Ukraine’s anti-corruption organizations allege that Lozinskyi conspired with contractors to inflate the price of generators and stole a portion of the proceeds. Several other high-ranking national and regional officials have also been implicated. The Ukrainian government spent 1.68 billion hryvnias (about £36.7 million) on products and technology in the summer to prepare for winter by diversifying the country’s electricity, water, and heat supplies.
These items were purchased in anticipation of a possible Russian assault on Ukraine’s energy infrastructure, as Russia has been doing regularly since September.
Sunday saw Lozinskyi’s detention at the hands of anti-corruption authorities.
“Ukraine’s deputy infrastructure minister, Vasyl Lozinskyi, has been detained and dismissed from his post for allegedly stealing $400,000 (£320,000) intended for purchasing aid, including generators” https://t.co/TzuzDua39X
— Shashank Joshi (@shashj) January 23, 2023
They released a statement claiming to have discovered $38,000 in cash in Lozinskyi’s office, along with a picture of the stacked US dollar bills and Ukrainian hryvnia. Lozinskyi lost his government job on Sunday. There has been no response from him to the accusations.
Corruption scandals were a regular part of Ukrainian politics before the conflict. According to Transparency International, the country is extremely corrupt, ranking 122 out of 180 in 2021. As a condition for EU membership, the EU has made anti-corruption reforms a priority for Ukraine.
As a result of the war, when everyone’s attention was on the war effort, there were much fewer cases of corruption reported. But journalists have returned to scrutinizing the elites in recent months.
The deputy chairman of Zelenskiy’s party (called Servant of the People after the name of his TV show), Pavlo Halimon, was also fired on Monday for corruption allegations to which he has not responded. On Monday morning, the Ukrainian news outlet Ukrainska Pravda released an inquiry into his purchase of a Kyiv house for more than he said he could afford.
David Arakhamia, leader of Zelenskiy’s party, demanded an investigation into the incident and fired Hamilton, claiming that the latter’s behavior ran counter to the party’s principles.
You should aid your country if you are a [MP] with a spare million hryvnias. This, Arakhamia emphasized, is your responsibility.
An inquiry into the defense ministry’s food procurement was published this week by another Ukrainian magazine, ZN.UA, putting Ukraine’s defense minister, Oleksiy Reznikov, in the limelight. The article alleged that the military was overcharged for food contracts.

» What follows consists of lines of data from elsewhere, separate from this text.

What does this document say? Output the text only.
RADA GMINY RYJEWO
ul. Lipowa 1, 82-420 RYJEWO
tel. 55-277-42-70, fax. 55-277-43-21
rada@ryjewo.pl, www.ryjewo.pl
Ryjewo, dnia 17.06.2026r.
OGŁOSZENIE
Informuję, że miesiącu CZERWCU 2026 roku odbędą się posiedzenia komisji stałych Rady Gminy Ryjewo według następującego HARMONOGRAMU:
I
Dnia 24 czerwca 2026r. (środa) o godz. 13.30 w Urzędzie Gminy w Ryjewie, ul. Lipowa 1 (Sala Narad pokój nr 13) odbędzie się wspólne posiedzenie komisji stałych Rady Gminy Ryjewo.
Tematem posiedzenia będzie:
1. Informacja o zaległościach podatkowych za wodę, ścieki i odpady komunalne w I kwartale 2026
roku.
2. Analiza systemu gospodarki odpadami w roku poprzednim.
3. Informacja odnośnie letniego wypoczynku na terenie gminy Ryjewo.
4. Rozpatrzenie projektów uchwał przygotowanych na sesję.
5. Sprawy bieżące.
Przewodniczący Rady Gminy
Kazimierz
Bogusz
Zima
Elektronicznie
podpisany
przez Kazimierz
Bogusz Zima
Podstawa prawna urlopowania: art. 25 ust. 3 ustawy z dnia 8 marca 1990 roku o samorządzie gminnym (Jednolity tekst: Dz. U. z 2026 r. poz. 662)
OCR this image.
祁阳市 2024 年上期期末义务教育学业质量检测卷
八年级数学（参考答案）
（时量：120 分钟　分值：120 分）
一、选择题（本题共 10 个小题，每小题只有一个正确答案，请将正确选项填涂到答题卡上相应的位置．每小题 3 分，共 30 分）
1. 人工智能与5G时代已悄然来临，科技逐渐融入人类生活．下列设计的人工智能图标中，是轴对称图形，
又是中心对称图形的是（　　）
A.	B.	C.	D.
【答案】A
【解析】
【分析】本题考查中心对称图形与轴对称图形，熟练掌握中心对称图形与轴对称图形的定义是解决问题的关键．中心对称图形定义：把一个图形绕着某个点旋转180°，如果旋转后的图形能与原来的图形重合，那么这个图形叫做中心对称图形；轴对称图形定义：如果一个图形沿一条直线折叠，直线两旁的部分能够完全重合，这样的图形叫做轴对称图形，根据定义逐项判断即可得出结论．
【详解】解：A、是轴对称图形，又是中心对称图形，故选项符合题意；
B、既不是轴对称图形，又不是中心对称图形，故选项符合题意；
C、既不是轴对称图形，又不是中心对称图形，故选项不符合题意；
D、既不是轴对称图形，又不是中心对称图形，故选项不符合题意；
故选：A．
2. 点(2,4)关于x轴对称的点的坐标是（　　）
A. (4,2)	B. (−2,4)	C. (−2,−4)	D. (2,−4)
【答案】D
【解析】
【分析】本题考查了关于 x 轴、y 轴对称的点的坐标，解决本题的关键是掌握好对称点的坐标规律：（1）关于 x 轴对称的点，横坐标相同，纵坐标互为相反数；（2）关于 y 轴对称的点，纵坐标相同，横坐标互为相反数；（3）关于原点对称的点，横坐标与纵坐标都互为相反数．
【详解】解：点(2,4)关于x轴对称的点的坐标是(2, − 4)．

Reznikov, on the other hand, has refuted the allegations and demanded that a parliamentary committee be formed to look into the matter. Reznikov posits that the cost discrepancy is partly due to the fact that some vendors specialize in supplying strategic locations at a premium.
In his nighttime speech on Sunday, Zelenskiy, who was elected on a commitment to alter the way Ukraine was governed in 2019, also announced that an announcement on the subject of corruption would be made this week.
“This week will be the time for appropriate decisions,” Zelenskiy said. “The decisions have already been prepared. I do not want to make them public at this time, but it will all be fair.”